At a meeting of Counter-ISIL Coalition members in London on January 22, Secretary of State John Kerry said international efforts at degrading Islamic State of Iraq and the Levant continue to move forward.
“Almost 2,000 strikes in Syria and Iraq have had a high degree of precision and accuracy, and they have definitively put Daesh on the defensive where those strikes take place,” Kerry said, after meeting with U.K. Foreign Secretary Philip Hammond and Iraqi Prime Minister Haider al-Abadi.
Kerry added that hundreds of Daesh vehicles have been destroyed and 50 percent of its top command eliminated.
Kerry said the terrorist group is more than a Syrian or Iraqi problem.
“Daesh is a global problem, and it demands a coordinated, comprehensive and enduring global response.”
The 60-member international coalition — along with five Arab partners involved in airstrikes — is helping to halt Daesh advances. The coalition met in September in Brussels and outlined a multifaceted approach to destroying the terrorist group.
“Whether it’s sheltering refugees, training, advising Iraqi troops on the front lines, or speaking out against Daesh’s hateful, false ideology, we appreciate the contribution of every single member, each of whom has chosen one line of effort or another,” Kerry said.

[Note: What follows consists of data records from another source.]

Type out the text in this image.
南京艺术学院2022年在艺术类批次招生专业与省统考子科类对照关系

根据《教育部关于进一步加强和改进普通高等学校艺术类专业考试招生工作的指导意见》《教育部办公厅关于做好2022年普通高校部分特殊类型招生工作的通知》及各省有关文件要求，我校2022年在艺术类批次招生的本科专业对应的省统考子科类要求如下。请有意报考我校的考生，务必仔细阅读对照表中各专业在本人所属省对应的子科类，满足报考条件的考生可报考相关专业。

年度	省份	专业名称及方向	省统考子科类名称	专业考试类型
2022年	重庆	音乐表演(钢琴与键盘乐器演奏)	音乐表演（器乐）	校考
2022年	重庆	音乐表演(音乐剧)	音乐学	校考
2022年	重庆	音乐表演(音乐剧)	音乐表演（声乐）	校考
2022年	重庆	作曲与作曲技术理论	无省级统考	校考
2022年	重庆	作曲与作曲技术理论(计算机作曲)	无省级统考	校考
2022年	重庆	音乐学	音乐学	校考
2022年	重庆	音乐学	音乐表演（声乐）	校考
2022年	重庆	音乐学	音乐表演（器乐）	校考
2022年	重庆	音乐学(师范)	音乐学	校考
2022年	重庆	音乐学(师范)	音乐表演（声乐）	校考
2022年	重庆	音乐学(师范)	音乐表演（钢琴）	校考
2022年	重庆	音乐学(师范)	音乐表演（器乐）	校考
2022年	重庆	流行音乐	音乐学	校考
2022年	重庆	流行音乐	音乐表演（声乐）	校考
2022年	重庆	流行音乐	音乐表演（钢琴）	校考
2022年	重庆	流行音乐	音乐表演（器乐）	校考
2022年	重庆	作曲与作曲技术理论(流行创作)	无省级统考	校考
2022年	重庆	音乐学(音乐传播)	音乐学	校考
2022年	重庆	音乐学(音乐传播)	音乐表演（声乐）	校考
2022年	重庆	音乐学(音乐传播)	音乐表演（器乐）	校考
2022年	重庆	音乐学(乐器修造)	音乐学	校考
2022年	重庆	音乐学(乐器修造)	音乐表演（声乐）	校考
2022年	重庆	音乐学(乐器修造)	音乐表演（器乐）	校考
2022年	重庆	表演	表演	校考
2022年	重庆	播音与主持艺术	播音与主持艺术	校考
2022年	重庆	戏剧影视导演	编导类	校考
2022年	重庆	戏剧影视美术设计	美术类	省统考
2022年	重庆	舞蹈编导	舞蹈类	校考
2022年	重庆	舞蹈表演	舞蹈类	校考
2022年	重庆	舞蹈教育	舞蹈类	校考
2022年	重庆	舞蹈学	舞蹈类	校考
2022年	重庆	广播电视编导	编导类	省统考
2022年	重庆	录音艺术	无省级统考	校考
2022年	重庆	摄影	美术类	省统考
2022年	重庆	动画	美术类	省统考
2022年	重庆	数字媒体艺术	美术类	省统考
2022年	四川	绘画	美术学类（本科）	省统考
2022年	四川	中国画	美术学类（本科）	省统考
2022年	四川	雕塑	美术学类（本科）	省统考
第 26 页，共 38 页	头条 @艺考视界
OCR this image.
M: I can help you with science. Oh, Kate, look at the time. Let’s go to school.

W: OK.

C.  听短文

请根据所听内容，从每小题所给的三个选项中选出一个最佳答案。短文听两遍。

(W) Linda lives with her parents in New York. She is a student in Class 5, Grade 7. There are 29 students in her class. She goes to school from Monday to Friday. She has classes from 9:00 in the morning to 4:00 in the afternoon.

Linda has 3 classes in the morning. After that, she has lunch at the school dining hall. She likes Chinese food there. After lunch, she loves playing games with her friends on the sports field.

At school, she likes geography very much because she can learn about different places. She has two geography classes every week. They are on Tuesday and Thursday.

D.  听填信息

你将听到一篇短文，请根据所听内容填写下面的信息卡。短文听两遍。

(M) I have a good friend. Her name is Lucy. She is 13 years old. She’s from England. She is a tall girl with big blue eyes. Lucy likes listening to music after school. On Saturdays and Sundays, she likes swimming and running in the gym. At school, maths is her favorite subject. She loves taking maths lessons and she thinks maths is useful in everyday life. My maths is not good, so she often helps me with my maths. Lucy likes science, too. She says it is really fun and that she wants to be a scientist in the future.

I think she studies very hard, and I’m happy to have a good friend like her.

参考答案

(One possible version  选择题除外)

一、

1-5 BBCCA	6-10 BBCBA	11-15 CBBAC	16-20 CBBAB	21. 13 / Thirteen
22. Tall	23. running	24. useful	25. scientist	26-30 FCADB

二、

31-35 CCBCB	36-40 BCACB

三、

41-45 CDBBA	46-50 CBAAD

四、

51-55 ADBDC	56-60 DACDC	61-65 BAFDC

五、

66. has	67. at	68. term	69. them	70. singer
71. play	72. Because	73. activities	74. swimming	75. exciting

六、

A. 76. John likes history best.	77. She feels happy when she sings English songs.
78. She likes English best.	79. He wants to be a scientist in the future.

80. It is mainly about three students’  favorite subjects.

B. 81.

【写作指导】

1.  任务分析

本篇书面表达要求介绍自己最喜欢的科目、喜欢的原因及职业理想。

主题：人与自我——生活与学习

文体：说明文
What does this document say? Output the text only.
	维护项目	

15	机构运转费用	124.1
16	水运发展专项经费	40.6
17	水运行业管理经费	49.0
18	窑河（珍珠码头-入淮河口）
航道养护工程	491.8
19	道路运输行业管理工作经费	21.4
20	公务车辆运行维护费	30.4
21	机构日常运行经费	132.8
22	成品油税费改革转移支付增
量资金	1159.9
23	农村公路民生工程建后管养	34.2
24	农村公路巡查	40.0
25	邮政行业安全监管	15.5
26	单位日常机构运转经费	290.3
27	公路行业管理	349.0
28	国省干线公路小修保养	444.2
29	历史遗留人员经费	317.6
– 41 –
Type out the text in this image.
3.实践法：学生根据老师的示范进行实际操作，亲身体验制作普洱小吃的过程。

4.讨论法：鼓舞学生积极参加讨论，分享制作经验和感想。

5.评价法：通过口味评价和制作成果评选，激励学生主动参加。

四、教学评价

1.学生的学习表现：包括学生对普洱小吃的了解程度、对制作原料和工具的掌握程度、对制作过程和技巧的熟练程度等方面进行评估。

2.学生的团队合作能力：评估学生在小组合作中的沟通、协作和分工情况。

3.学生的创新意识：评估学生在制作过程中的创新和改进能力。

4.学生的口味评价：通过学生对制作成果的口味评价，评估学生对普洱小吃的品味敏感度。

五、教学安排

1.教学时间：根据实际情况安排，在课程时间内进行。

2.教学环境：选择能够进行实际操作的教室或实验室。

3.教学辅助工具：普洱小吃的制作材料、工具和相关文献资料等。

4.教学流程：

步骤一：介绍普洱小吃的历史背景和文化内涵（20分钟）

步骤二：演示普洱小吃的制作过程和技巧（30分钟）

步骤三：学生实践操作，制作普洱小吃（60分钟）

Kerry echoed the message of President Obama’s January 20 State of the Union address and said the effort against Daesh will take time and will require focus.
“The fact is that, while the trajectory of this fight, as President Obama and other leaders have said from the beginning, will be neither short nor easy — that has been a consistent statement — today we are seeing important gains along all the lines of effort,” Kerry said.
Kerry commended the United Nations for its recent announcement of a stabilization fund to help areas freed from Daesh control and said terror victims need ongoing assistance.
“Those who’ve suffered unimaginable horrors under Daesh, especially women and girls, will continue to need the kind of humanitarian relief that countries around the world have generously been providing since this crisis began,” Kerry said.